1.2 Clinical state, stage or management settings
We propose to undertake this review and provide an overview of the effects of mood‐stabilising agents for people with schizoaffective disorder in general. In addition, however, we will try to report data on subgroups of people in the same clinical state, stage and with similar management settings i.e. inpatient or outpatient.
2. Investigation of heterogeneity
If inconsistency is high, this will be reported. First, we will investigate whether data have been entered correctly. Second, if data are correct, we will inspect the graph visually and we will remove outlying studies to see if heterogeneity is restored. For this review, we intend that should this occur with data contributing to the summary finding of no more than around 10% of the total weighting, we will present the data. If not, we will not pool the data but rather discuss the issues in the text. We know of no supporting research for this 10% cut‐off but are investigating use of prediction intervals as an alternative to this unsatisfactory state.
When unanticipated clinical or methodological heterogeneity are obvious, we will simply state hypotheses regarding these for future reviews or versions of this review. We do not anticipate undertaking analyses relating to these.
Sensitivity analysis
1. Implication of randomisation
We aim to include trials in a sensitivity analysis if they are described in some way as to imply randomisation. For the primary outcomes, we will include these studies and if there is no substantive difference when the implied randomised studies are added to those with better description of randomisation, then we will use all data from these studies.
2. Assumptions for lost binary data
Where assumptions have to be made regarding people lost to follow‐up (see Dealing with missing data), we will compare the findings of the primary outcome when we use our assumption compared with completer data only. If there is a substantial difference, we will report results and discuss them but continue to employ our assumption.

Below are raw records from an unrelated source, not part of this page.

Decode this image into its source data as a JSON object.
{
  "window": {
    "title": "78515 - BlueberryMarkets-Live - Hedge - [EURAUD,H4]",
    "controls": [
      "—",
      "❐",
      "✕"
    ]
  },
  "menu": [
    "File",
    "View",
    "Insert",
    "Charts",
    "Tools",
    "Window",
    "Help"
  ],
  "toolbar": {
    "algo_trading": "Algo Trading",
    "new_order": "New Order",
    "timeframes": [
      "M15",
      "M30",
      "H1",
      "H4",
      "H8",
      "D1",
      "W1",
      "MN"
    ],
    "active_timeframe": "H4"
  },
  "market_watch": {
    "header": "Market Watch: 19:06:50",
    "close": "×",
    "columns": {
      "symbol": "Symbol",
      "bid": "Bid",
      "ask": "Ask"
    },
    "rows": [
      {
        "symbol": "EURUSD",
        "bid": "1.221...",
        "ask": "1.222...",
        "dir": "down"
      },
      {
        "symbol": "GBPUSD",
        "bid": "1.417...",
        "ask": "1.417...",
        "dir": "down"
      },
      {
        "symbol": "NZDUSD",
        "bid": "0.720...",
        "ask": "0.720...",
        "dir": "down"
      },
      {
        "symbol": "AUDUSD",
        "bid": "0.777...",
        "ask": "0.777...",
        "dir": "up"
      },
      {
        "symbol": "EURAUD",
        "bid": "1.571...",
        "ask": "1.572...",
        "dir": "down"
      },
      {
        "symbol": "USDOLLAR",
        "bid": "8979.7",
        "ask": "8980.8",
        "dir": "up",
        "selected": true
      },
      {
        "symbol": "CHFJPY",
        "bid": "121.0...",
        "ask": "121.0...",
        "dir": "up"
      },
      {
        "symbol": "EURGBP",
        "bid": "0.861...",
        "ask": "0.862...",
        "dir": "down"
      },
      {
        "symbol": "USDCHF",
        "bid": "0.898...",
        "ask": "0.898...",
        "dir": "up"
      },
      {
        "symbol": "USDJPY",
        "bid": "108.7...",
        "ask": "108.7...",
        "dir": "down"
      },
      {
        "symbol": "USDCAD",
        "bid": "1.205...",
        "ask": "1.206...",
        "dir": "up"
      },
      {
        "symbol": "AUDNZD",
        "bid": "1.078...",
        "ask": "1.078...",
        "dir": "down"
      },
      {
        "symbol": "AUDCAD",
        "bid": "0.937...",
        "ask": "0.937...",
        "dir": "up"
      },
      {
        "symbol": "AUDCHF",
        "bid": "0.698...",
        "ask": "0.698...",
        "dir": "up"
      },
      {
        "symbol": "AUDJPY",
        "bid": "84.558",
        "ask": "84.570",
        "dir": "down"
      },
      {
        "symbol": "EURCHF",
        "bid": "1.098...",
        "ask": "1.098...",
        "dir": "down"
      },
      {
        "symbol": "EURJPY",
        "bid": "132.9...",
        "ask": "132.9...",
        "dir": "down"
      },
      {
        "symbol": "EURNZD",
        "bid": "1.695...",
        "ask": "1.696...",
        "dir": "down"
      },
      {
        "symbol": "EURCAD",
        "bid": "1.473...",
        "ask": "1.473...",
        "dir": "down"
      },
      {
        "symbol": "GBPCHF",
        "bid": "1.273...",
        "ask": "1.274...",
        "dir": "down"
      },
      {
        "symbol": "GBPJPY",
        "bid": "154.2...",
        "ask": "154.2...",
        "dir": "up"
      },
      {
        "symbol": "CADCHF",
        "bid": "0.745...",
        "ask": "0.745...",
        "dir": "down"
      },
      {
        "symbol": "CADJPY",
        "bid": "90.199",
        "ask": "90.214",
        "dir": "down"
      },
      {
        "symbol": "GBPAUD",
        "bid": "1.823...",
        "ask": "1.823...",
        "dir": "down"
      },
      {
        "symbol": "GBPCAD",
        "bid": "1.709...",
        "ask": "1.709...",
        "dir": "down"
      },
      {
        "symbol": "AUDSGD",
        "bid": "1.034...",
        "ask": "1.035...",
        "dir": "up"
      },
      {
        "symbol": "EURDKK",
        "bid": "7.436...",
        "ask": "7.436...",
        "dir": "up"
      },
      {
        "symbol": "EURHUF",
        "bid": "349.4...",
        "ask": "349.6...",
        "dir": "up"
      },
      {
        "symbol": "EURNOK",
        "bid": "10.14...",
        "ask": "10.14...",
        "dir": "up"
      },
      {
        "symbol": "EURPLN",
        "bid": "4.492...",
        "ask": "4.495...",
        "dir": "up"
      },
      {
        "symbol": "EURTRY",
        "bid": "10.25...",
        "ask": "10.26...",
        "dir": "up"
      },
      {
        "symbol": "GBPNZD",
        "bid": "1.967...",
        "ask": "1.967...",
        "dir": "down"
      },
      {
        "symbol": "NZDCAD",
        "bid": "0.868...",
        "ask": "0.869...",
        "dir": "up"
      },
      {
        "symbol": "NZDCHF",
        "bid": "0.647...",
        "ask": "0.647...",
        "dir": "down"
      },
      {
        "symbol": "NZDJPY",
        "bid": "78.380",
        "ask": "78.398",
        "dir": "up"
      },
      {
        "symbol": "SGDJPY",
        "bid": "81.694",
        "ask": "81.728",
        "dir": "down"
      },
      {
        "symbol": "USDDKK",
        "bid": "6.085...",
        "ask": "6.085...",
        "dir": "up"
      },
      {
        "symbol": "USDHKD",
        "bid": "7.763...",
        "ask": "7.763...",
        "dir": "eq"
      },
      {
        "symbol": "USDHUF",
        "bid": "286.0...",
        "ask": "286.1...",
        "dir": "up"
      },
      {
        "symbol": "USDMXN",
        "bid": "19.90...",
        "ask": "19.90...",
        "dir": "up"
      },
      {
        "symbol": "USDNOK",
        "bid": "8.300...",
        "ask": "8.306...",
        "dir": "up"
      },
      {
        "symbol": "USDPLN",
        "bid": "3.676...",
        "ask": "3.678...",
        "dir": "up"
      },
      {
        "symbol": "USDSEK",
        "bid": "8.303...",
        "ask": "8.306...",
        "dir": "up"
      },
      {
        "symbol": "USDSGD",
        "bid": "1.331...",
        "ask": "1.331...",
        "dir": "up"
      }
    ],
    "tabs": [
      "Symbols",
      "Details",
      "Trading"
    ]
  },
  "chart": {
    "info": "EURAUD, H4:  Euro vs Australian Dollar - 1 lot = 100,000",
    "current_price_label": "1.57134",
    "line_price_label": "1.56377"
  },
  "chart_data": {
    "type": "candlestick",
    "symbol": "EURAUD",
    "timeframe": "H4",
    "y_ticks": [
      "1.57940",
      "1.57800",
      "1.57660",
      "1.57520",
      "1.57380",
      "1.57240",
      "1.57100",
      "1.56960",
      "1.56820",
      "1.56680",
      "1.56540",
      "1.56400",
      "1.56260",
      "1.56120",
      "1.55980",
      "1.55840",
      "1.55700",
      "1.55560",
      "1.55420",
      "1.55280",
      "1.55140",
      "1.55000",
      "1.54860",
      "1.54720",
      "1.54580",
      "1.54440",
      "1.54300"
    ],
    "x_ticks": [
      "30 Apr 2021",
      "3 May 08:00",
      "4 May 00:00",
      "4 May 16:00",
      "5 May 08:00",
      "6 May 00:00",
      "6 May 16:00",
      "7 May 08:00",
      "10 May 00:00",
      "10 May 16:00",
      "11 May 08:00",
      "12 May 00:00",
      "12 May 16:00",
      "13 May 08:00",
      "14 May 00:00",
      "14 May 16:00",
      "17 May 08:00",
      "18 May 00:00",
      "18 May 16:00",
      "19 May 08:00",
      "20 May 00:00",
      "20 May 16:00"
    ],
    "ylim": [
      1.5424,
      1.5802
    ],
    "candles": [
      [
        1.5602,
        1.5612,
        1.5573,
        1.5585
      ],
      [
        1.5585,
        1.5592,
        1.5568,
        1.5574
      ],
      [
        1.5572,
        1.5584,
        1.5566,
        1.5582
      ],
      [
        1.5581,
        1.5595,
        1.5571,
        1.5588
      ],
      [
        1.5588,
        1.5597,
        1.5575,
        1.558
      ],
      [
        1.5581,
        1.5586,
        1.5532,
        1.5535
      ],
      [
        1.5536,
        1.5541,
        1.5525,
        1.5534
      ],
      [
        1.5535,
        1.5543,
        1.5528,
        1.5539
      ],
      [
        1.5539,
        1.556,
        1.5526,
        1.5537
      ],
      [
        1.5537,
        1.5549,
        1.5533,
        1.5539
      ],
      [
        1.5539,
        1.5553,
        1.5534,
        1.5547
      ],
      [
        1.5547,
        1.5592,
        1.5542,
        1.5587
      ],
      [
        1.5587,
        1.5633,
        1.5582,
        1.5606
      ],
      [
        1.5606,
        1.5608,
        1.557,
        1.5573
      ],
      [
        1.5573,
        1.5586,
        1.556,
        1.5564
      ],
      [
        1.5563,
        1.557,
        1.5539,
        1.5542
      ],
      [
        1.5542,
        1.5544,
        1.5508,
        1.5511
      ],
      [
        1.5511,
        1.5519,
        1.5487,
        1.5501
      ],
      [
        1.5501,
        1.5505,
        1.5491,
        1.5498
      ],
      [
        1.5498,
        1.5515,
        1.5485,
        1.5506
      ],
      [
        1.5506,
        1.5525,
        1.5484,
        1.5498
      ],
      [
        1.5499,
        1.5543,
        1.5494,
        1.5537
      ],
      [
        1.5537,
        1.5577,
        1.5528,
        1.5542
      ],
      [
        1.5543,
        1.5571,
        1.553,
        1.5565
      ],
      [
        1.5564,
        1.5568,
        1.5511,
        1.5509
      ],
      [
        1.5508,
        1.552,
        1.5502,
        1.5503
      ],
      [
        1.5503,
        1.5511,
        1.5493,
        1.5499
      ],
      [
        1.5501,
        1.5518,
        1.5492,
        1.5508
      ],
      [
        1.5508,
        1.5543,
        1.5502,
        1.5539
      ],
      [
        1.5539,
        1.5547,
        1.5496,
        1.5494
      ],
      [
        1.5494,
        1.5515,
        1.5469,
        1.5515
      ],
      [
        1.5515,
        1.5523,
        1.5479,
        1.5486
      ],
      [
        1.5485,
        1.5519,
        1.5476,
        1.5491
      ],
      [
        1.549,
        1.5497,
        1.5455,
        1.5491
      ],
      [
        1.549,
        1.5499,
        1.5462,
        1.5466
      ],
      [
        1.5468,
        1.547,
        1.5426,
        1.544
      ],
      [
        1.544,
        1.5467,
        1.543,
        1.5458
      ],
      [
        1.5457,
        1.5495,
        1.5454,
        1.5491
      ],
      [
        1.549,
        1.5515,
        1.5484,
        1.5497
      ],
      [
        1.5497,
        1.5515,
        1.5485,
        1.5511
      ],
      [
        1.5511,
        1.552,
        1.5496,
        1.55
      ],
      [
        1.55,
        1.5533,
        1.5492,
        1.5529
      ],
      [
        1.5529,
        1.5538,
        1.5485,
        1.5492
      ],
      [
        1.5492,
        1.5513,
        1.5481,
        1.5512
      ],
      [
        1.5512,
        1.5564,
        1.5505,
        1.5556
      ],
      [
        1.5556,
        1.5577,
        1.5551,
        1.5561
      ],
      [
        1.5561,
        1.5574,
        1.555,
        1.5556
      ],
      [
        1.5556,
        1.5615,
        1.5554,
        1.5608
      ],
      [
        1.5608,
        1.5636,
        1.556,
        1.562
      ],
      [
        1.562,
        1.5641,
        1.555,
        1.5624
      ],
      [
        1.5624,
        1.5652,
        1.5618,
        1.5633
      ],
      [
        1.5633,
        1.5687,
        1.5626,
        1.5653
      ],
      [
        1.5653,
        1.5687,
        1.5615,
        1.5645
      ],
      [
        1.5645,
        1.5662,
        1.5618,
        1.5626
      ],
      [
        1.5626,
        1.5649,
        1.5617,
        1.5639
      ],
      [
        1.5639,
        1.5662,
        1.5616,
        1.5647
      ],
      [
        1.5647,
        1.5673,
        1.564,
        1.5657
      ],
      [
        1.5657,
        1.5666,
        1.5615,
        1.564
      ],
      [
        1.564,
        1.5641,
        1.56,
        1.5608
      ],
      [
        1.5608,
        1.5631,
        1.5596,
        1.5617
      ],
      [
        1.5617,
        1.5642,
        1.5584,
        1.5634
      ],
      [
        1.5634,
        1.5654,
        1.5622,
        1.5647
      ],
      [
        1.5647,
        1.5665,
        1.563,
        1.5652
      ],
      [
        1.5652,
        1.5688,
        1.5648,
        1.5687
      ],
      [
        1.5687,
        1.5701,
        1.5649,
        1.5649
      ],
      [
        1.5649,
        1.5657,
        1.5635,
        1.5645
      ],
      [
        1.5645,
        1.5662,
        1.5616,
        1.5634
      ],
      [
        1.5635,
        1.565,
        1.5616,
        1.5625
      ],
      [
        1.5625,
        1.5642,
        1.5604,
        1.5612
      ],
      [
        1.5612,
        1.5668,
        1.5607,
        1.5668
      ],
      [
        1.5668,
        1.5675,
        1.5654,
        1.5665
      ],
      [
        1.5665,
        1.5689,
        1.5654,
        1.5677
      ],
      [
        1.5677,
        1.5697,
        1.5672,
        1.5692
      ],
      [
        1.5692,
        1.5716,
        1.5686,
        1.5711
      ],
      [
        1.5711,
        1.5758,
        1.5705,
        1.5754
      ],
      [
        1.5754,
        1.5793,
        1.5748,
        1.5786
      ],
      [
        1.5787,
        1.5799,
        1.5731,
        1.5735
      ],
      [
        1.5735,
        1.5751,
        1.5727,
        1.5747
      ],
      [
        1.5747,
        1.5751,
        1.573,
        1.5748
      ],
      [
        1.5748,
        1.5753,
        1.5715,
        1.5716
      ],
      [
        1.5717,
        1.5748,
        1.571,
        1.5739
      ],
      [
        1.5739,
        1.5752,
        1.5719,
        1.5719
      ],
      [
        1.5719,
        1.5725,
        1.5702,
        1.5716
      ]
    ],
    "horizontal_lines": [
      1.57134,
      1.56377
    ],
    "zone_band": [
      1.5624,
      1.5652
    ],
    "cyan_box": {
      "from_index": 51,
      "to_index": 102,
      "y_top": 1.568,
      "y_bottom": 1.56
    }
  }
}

Where assumptions have to be made regarding missing SDs data (see Dealing with missing data), we will compare the findings on the primary outcome when we use our assumption compared with complete data only. We will undertake a sensitivity analysis to test how prone the results are to change when 'completer' data only are compared with the imputed data using the above assumption. If there is a substantial difference, we will report results and discuss them but continue to employ our assumption.
3. Risk of bias
We will analyse the effects of excluding trials that are judged to be at high risk of bias across one or more of the domains of randomisation (implied as randomised but with no further details available) allocation concealment, blinding and outcome reporting for the meta‐analysis of the primary outcome. If the exclusion of trials at high risk of bias does not substantially alter the direction of effect or the precision of the effect estimates, then we will include data from these trials in the analysis
4. Imputed values
We will also undertake a sensitivity analysis to assess the effects of including data from trials where we used imputed values for ICC in calculating the design effect in cluster randomised trials.
If substantial differences are noted in the direction or precision of effect estimates in any of the sensitivity analyses listed above, we will not pool data from the excluded trials with the other trials contributing to the outcome, but will present them separately
5. Fixed and random effects
We will synthesise all data using a random‐effects model, however, we will also synthesise data for the primary outcome using a fixed‐effect model to evaluate whether the greater weights assigned to larger trials with greater event rates, altered the significance of the results compared with the more evenly distributed weights in the random‐effects model.
6. Diagnostic criteria used
We aim to compare the studies that used operational criteria for diagnoses with those that did not.